While Juliet’s parents react with extreme bitterness, Juliet handles herself with striking maturity. No longer the dutiful teenage daughter of the Capulets, she is a young woman, a bride and a wife. In response to her mother’s wish to have Romeo killed, Juliet remarks that she ‘never shall be satisfied/ with Romeo, till I behold him – dead’. Juliet’s mother interprets this an anger over Romeo killing Tybalt.
The Nurse, who has been more of a mother figure to Juliet than her biological mother, fails Juliet at this critical moment. To comfort Juliet in her desperate situation, the Nurse offers her an easy solution – marry Paris and forget the ‘dishclout’ Romeo. This solution betrays Juliet’s trust and indicates the Nurse’s inability to understand the romance between Juliet and Romeo. After all, the Nurse regards love as a temporary physical relationship, and she sees Juliet is better off marrying Paris because of the money.
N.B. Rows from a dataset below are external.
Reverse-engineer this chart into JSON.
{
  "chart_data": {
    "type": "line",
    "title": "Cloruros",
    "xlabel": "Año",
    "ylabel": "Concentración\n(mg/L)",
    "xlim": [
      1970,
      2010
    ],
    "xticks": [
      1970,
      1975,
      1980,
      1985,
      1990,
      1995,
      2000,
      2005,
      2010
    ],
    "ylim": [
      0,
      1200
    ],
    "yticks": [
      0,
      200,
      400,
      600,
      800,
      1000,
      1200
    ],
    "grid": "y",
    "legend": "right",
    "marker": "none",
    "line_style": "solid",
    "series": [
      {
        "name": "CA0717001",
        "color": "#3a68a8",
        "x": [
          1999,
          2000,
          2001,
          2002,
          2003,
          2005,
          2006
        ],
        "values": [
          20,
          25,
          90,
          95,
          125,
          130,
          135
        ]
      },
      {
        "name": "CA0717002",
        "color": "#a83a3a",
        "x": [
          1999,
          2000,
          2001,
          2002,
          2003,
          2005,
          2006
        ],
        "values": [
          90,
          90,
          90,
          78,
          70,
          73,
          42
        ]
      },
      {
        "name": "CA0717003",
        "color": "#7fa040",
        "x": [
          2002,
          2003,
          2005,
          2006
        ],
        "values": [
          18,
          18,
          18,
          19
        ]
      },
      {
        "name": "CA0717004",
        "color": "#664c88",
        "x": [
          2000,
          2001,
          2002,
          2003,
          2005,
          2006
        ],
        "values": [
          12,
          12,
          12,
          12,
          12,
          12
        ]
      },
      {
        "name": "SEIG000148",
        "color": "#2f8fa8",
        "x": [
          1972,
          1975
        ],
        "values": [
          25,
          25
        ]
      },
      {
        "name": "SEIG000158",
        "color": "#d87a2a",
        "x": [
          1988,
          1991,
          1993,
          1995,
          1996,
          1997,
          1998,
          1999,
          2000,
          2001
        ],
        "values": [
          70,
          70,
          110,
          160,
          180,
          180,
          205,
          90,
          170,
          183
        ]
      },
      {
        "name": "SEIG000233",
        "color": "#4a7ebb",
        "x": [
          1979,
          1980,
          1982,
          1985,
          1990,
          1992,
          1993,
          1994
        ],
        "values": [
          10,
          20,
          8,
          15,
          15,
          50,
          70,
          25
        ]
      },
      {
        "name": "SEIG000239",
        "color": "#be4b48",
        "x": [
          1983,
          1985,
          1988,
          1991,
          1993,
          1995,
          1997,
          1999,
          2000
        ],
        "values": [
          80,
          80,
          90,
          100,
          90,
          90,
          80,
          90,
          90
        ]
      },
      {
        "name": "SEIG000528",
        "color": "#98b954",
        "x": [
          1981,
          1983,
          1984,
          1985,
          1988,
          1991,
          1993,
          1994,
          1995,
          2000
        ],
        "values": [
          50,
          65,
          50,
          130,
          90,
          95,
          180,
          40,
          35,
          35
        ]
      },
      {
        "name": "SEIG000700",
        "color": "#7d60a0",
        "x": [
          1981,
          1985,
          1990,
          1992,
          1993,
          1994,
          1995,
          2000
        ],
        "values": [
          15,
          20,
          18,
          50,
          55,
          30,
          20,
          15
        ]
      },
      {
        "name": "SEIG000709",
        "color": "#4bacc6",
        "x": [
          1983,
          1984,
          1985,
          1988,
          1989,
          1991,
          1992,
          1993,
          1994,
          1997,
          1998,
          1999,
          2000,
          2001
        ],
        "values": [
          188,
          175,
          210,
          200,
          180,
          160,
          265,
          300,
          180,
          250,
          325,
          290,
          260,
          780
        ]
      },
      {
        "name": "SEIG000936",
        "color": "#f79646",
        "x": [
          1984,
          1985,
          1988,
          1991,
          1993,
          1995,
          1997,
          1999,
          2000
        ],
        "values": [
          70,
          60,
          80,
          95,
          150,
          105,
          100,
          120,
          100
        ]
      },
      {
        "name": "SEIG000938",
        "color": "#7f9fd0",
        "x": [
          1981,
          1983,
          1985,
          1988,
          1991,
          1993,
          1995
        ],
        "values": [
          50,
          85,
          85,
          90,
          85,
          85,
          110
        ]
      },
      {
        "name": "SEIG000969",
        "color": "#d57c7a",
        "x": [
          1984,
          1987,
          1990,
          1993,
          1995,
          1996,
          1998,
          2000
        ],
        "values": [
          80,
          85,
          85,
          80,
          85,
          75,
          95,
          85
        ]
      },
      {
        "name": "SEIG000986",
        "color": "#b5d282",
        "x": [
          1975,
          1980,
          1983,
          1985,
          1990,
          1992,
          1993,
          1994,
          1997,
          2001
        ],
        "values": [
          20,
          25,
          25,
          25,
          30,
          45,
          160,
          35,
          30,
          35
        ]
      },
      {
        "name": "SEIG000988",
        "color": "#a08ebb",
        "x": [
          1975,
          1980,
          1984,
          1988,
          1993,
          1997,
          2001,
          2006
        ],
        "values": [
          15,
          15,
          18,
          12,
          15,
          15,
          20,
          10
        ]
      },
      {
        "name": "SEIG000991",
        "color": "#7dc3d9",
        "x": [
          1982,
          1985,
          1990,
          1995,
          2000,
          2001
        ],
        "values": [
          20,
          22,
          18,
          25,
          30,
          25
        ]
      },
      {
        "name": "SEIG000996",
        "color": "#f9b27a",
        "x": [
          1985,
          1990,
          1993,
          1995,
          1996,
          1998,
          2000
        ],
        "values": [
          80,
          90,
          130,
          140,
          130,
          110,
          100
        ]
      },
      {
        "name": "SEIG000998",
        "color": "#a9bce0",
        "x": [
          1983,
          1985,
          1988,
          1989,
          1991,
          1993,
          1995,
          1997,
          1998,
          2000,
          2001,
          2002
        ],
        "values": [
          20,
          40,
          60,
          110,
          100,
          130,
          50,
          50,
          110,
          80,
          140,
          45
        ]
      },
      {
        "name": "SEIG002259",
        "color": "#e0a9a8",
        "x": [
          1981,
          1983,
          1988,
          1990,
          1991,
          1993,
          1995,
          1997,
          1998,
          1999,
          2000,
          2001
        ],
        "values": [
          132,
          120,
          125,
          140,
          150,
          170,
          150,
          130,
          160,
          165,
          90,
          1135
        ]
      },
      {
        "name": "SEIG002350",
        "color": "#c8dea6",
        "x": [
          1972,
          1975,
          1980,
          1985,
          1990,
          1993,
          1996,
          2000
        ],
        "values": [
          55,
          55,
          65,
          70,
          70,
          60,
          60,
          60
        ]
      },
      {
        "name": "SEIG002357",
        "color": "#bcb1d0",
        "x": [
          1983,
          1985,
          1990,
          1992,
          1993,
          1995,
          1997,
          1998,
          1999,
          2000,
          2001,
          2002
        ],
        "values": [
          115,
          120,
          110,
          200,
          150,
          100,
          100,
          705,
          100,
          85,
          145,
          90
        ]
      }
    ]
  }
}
Although a loyal servant, the Nurse is not family and is aware she can’t get involved in certain family problems like this one. She has been keeping Juliet’s and Romeo’s marriage a secret and now seeks to cover up Juliet’s actions.
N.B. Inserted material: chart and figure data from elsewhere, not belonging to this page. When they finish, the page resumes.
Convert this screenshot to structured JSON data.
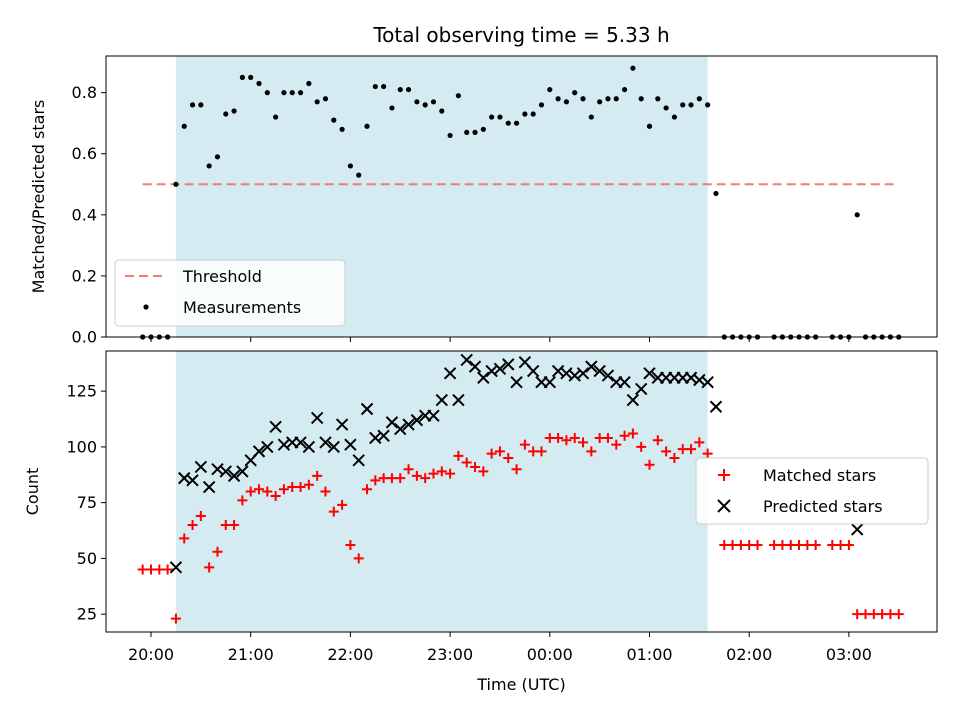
{
  "chart_data": [
    {
      "type": "scatter",
      "title": "Total observing time = 5.33 h",
      "xlabel": "",
      "ylabel": "Matched/Predicted stars",
      "ylim": [
        0,
        0.92
      ],
      "yticks": [
        "0.0",
        "0.2",
        "0.4",
        "0.6",
        "0.8"
      ],
      "ytick_values": [
        0,
        0.2,
        0.4,
        0.6,
        0.8
      ],
      "shaded_span": [
        "20:15",
        "01:35"
      ],
      "shaded_color": "#d4ebf1",
      "threshold": {
        "name": "Threshold",
        "value": 0.5,
        "x_start": "19:55",
        "x_end": "03:30",
        "color": "#f07b7b"
      },
      "legend": {
        "position": "lower-left",
        "entries": [
          "Threshold",
          "Measurements"
        ]
      },
      "series": [
        {
          "name": "Measurements",
          "color": "#000000",
          "points": [
            [
              "19:55",
              0
            ],
            [
              "20:00",
              0
            ],
            [
              "20:05",
              0
            ],
            [
              "20:10",
              0
            ],
            [
              "20:15",
              0.5
            ],
            [
              "20:20",
              0.69
            ],
            [
              "20:25",
              0.76
            ],
            [
              "20:30",
              0.76
            ],
            [
              "20:35",
              0.56
            ],
            [
              "20:40",
              0.59
            ],
            [
              "20:45",
              0.73
            ],
            [
              "20:50",
              0.74
            ],
            [
              "20:55",
              0.85
            ],
            [
              "21:00",
              0.85
            ],
            [
              "21:05",
              0.83
            ],
            [
              "21:10",
              0.8
            ],
            [
              "21:15",
              0.72
            ],
            [
              "21:20",
              0.8
            ],
            [
              "21:25",
              0.8
            ],
            [
              "21:30",
              0.8
            ],
            [
              "21:35",
              0.83
            ],
            [
              "21:40",
              0.77
            ],
            [
              "21:45",
              0.78
            ],
            [
              "21:50",
              0.71
            ],
            [
              "21:55",
              0.68
            ],
            [
              "22:00",
              0.56
            ],
            [
              "22:05",
              0.53
            ],
            [
              "22:10",
              0.69
            ],
            [
              "22:15",
              0.82
            ],
            [
              "22:20",
              0.82
            ],
            [
              "22:25",
              0.75
            ],
            [
              "22:30",
              0.81
            ],
            [
              "22:35",
              0.81
            ],
            [
              "22:40",
              0.77
            ],
            [
              "22:45",
              0.76
            ],
            [
              "22:50",
              0.77
            ],
            [
              "22:55",
              0.74
            ],
            [
              "23:00",
              0.66
            ],
            [
              "23:05",
              0.79
            ],
            [
              "23:10",
              0.67
            ],
            [
              "23:15",
              0.67
            ],
            [
              "23:20",
              0.68
            ],
            [
              "23:25",
              0.72
            ],
            [
              "23:30",
              0.72
            ],
            [
              "23:35",
              0.7
            ],
            [
              "23:40",
              0.7
            ],
            [
              "23:45",
              0.73
            ],
            [
              "23:50",
              0.73
            ],
            [
              "23:55",
              0.76
            ],
            [
              "00:00",
              0.81
            ],
            [
              "00:05",
              0.78
            ],
            [
              "00:10",
              0.77
            ],
            [
              "00:15",
              0.8
            ],
            [
              "00:20",
              0.78
            ],
            [
              "00:25",
              0.72
            ],
            [
              "00:30",
              0.77
            ],
            [
              "00:35",
              0.78
            ],
            [
              "00:40",
              0.78
            ],
            [
              "00:45",
              0.81
            ],
            [
              "00:50",
              0.88
            ],
            [
              "00:55",
              0.78
            ],
            [
              "01:00",
              0.69
            ],
            [
              "01:05",
              0.78
            ],
            [
              "01:10",
              0.75
            ],
            [
              "01:15",
              0.72
            ],
            [
              "01:20",
              0.76
            ],
            [
              "01:25",
              0.76
            ],
            [
              "01:30",
              0.78
            ],
            [
              "01:35",
              0.76
            ],
            [
              "01:40",
              0.47
            ],
            [
              "01:45",
              0
            ],
            [
              "01:50",
              0
            ],
            [
              "01:55",
              0
            ],
            [
              "02:00",
              0
            ],
            [
              "02:05",
              0
            ],
            [
              "02:15",
              0
            ],
            [
              "02:20",
              0
            ],
            [
              "02:25",
              0
            ],
            [
              "02:30",
              0
            ],
            [
              "02:35",
              0
            ],
            [
              "02:40",
              0
            ],
            [
              "02:50",
              0
            ],
            [
              "02:55",
              0
            ],
            [
              "03:00",
              0
            ],
            [
              "03:05",
              0.4
            ],
            [
              "03:10",
              0
            ],
            [
              "03:15",
              0
            ],
            [
              "03:20",
              0
            ],
            [
              "03:25",
              0
            ],
            [
              "03:30",
              0
            ]
          ]
        }
      ]
    },
    {
      "type": "scatter",
      "title": "",
      "xlabel": "Time (UTC)",
      "ylabel": "Count",
      "ylim": [
        17,
        143
      ],
      "yticks": [
        "25",
        "50",
        "75",
        "100",
        "125"
      ],
      "ytick_values": [
        25,
        50,
        75,
        100,
        125
      ],
      "xticks": [
        "20:00",
        "21:00",
        "22:00",
        "23:00",
        "00:00",
        "01:00",
        "02:00",
        "03:00"
      ],
      "shaded_span": [
        "20:15",
        "01:35"
      ],
      "shaded_color": "#d4ebf1",
      "legend": {
        "position": "center-right",
        "entries": [
          "Matched stars",
          "Predicted stars"
        ]
      },
      "series": [
        {
          "name": "Matched stars",
          "color": "#ff0000",
          "marker": "plus",
          "points": [
            [
              "19:55",
              45
            ],
            [
              "20:00",
              45
            ],
            [
              "20:05",
              45
            ],
            [
              "20:10",
              45
            ],
            [
              "20:15",
              23
            ],
            [
              "20:20",
              59
            ],
            [
              "20:25",
              65
            ],
            [
              "20:30",
              69
            ],
            [
              "20:35",
              46
            ],
            [
              "20:40",
              53
            ],
            [
              "20:45",
              65
            ],
            [
              "20:50",
              65
            ],
            [
              "20:55",
              76
            ],
            [
              "21:00",
              80
            ],
            [
              "21:05",
              81
            ],
            [
              "21:10",
              80
            ],
            [
              "21:15",
              78
            ],
            [
              "21:20",
              81
            ],
            [
              "21:25",
              82
            ],
            [
              "21:30",
              82
            ],
            [
              "21:35",
              83
            ],
            [
              "21:40",
              87
            ],
            [
              "21:45",
              80
            ],
            [
              "21:50",
              71
            ],
            [
              "21:55",
              74
            ],
            [
              "22:00",
              56
            ],
            [
              "22:05",
              50
            ],
            [
              "22:10",
              81
            ],
            [
              "22:15",
              85
            ],
            [
              "22:20",
              86
            ],
            [
              "22:25",
              86
            ],
            [
              "22:30",
              86
            ],
            [
              "22:35",
              90
            ],
            [
              "22:40",
              87
            ],
            [
              "22:45",
              86
            ],
            [
              "22:50",
              88
            ],
            [
              "22:55",
              89
            ],
            [
              "23:00",
              88
            ],
            [
              "23:05",
              96
            ],
            [
              "23:10",
              93
            ],
            [
              "23:15",
              91
            ],
            [
              "23:20",
              89
            ],
            [
              "23:25",
              97
            ],
            [
              "23:30",
              98
            ],
            [
              "23:35",
              95
            ],
            [
              "23:40",
              90
            ],
            [
              "23:45",
              101
            ],
            [
              "23:50",
              98
            ],
            [
              "23:55",
              98
            ],
            [
              "00:00",
              104
            ],
            [
              "00:05",
              104
            ],
            [
              "00:10",
              103
            ],
            [
              "00:15",
              104
            ],
            [
              "00:20",
              102
            ],
            [
              "00:25",
              98
            ],
            [
              "00:30",
              104
            ],
            [
              "00:35",
              104
            ],
            [
              "00:40",
              101
            ],
            [
              "00:45",
              105
            ],
            [
              "00:50",
              106
            ],
            [
              "00:55",
              100
            ],
            [
              "01:00",
              92
            ],
            [
              "01:05",
              103
            ],
            [
              "01:10",
              98
            ],
            [
              "01:15",
              95
            ],
            [
              "01:20",
              99
            ],
            [
              "01:25",
              99
            ],
            [
              "01:30",
              102
            ],
            [
              "01:35",
              97
            ],
            [
              "01:45",
              56
            ],
            [
              "01:50",
              56
            ],
            [
              "01:55",
              56
            ],
            [
              "02:00",
              56
            ],
            [
              "02:05",
              56
            ],
            [
              "02:15",
              56
            ],
            [
              "02:20",
              56
            ],
            [
              "02:25",
              56
            ],
            [
              "02:30",
              56
            ],
            [
              "02:35",
              56
            ],
            [
              "02:40",
              56
            ],
            [
              "02:50",
              56
            ],
            [
              "02:55",
              56
            ],
            [
              "03:00",
              56
            ],
            [
              "03:05",
              25
            ],
            [
              "03:10",
              25
            ],
            [
              "03:15",
              25
            ],
            [
              "03:20",
              25
            ],
            [
              "03:25",
              25
            ],
            [
              "03:30",
              25
            ]
          ]
        },
        {
          "name": "Predicted stars",
          "color": "#000000",
          "marker": "x",
          "points": [
            [
              "20:15",
              46
            ],
            [
              "20:20",
              86
            ],
            [
              "20:25",
              85
            ],
            [
              "20:30",
              91
            ],
            [
              "20:35",
              82
            ],
            [
              "20:40",
              90
            ],
            [
              "20:45",
              89
            ],
            [
              "20:50",
              87
            ],
            [
              "20:55",
              89
            ],
            [
              "21:00",
              94
            ],
            [
              "21:05",
              98
            ],
            [
              "21:10",
              100
            ],
            [
              "21:15",
              109
            ],
            [
              "21:20",
              101
            ],
            [
              "21:25",
              102
            ],
            [
              "21:30",
              102
            ],
            [
              "21:35",
              100
            ],
            [
              "21:40",
              113
            ],
            [
              "21:45",
              102
            ],
            [
              "21:50",
              100
            ],
            [
              "21:55",
              110
            ],
            [
              "22:00",
              101
            ],
            [
              "22:05",
              94
            ],
            [
              "22:10",
              117
            ],
            [
              "22:15",
              104
            ],
            [
              "22:20",
              105
            ],
            [
              "22:25",
              111
            ],
            [
              "22:30",
              108
            ],
            [
              "22:35",
              110
            ],
            [
              "22:40",
              112
            ],
            [
              "22:45",
              114
            ],
            [
              "22:50",
              114
            ],
            [
              "22:55",
              121
            ],
            [
              "23:00",
              133
            ],
            [
              "23:05",
              121
            ],
            [
              "23:10",
              139
            ],
            [
              "23:15",
              136
            ],
            [
              "23:20",
              131
            ],
            [
              "23:25",
              134
            ],
            [
              "23:30",
              135
            ],
            [
              "23:35",
              137
            ],
            [
              "23:40",
              129
            ],
            [
              "23:45",
              138
            ],
            [
              "23:50",
              134
            ],
            [
              "23:55",
              129
            ],
            [
              "00:00",
              129
            ],
            [
              "00:05",
              134
            ],
            [
              "00:10",
              133
            ],
            [
              "00:15",
              132
            ],
            [
              "00:20",
              133
            ],
            [
              "00:25",
              136
            ],
            [
              "00:30",
              134
            ],
            [
              "00:35",
              132
            ],
            [
              "00:40",
              129
            ],
            [
              "00:45",
              129
            ],
            [
              "00:50",
              121
            ],
            [
              "00:55",
              126
            ],
            [
              "01:00",
              133
            ],
            [
              "01:05",
              131
            ],
            [
              "01:10",
              131
            ],
            [
              "01:15",
              131
            ],
            [
              "01:20",
              131
            ],
            [
              "01:25",
              131
            ],
            [
              "01:30",
              130
            ],
            [
              "01:35",
              129
            ],
            [
              "01:40",
              118
            ],
            [
              "03:05",
              63
            ]
          ]
        }
      ]
    }
  ]
}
Each member of Juliet’s primary family has abandoned her. Still a young person in need of an older person’s support, she flees to the Friar as a source of aid and counsel. Juliet’s isolation is nearly complete, and yet she is calm and resolute, as she determines to die rather thant enter into a bigamous marriage with Paris : ‘If all else fail, myself have power to die’.
In conclusion to this close analasys of Act 3 Scene 5 I think that the effect of the scene as a whole was shocking for Juliet as at the end of this scene everyone who was once trusted, loyal and supportive to Juliet has seperated from her just because of this unwanted wedding that her father has planned with Paris. This gave one extra shock to Juliet when her own loyal and trustful Nurse turned against her saying marry Paris and forget Romeo. The effect on the audience was most distraught because of the shocking seperation of Juliet and her family only because of the shocking seperation of Juliet and her family only because of a wedding that is due to the cause of greed and riches. But the most dramatic affect that took place in this scene was the Nurse going against Juliet aswell especially when throughout the play she was close and loyal to her at all times.
Also in conclusion I think that the Nurse went against her because she didn’t want to loose the household place as a Nurse and also because she has not got anyone else especially in Elizabethan times.